Her şeyin kendi kontrolümüzde olduğunu düşünürken bir yokuşu çıkamadığınızda, hiçbir şeyin aslında sizin kontrolünüzde olmadığını anladığınızda ne hissederdiniz?
Okuyucu, kurguya girerken bu derin sorguyla başlıyor. Akciğer kanseri olduğunu öğrenen kahramanımız, kendini bulma yolculuğuna okuyucuyu ortak ediyor.
Hayatta başarılı olduğunu düşünmeyen, ancak kendini çok seven ve değer veren, evliliği hiç düşünmemiş annesinin ölümüyle babasına bakmak için baba ocağına geri dönen yalnız bir adam. Ölmekten değil, öldükten sonra unutulmaktan korkuyor. Bu nedenle kalemine sarılıyor ve en azından bir hikaye, bir kitap bırakabilmek için yazmaya başlıyor. Kemoterapi sürecinde yaşadıklarını, geçmişteki anılarını ve gözlemlerini hikayeleştirmeye başlıyor. Kurgu içinde kurgu misali, hem kahramanın yaşadıklarıyla hem de yazdığı hikayelerle iç içe geçen bir anlatım sayesinde iki farklı kitap okuyormuş gibi hissettim. Garson Musli ve Bekçi Hüseyin’in hikayelerini okurken hüzüne kapıldım.

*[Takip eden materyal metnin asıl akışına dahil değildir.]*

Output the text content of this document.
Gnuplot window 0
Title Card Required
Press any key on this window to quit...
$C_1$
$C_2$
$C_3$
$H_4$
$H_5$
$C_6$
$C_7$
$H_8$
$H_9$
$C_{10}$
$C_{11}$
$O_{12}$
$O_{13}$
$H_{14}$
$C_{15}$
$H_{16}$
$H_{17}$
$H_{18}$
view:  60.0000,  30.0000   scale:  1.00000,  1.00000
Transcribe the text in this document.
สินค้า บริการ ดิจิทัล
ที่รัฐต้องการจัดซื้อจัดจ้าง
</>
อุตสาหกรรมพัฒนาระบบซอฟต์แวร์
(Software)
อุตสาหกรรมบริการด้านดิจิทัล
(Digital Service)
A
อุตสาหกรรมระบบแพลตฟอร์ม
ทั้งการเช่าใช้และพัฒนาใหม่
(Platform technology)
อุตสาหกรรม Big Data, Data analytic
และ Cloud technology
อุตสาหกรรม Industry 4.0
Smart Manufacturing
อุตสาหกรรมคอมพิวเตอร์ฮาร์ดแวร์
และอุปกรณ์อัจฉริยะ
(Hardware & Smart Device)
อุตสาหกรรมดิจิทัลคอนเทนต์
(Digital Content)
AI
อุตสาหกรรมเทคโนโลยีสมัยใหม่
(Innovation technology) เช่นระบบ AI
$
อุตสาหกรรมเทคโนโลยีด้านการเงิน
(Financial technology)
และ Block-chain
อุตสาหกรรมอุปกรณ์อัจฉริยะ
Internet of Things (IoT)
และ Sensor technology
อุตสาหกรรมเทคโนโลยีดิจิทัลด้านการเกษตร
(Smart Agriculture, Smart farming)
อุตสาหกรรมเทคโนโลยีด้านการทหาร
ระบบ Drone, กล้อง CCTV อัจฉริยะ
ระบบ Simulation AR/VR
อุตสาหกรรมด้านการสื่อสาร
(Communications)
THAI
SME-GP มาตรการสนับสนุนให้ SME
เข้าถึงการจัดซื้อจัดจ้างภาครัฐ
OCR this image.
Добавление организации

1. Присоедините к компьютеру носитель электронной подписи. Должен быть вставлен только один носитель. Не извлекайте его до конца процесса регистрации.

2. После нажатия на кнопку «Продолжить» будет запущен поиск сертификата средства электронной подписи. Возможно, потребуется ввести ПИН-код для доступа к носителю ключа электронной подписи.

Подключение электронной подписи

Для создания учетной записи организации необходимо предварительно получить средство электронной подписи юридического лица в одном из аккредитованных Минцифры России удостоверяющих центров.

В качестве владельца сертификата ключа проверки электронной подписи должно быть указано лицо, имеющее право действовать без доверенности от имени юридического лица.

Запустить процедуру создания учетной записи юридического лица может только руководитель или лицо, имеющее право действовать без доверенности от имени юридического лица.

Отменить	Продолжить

Kemoterapi odasında tanıştığı Yeşim'le daha önce yaşamadığı bir yolculuğa çıkan kahramanımız, hayatının sonbaharında aşkı bulacağını hiç düşünmemişti, şüphesiz. Yeşim'le birlikte aşk, ölüm, yaşam ve öz üzerine derin sohbetler, okuyucu için bir mum yakıyor.
Yazarın samimi ve güçlü kalemi beni çok etkiledi. Kişisel gelişim kitapları diyince zihnimde canlanan, doktrin dizisinden oluşan kitap kavramını yıktı.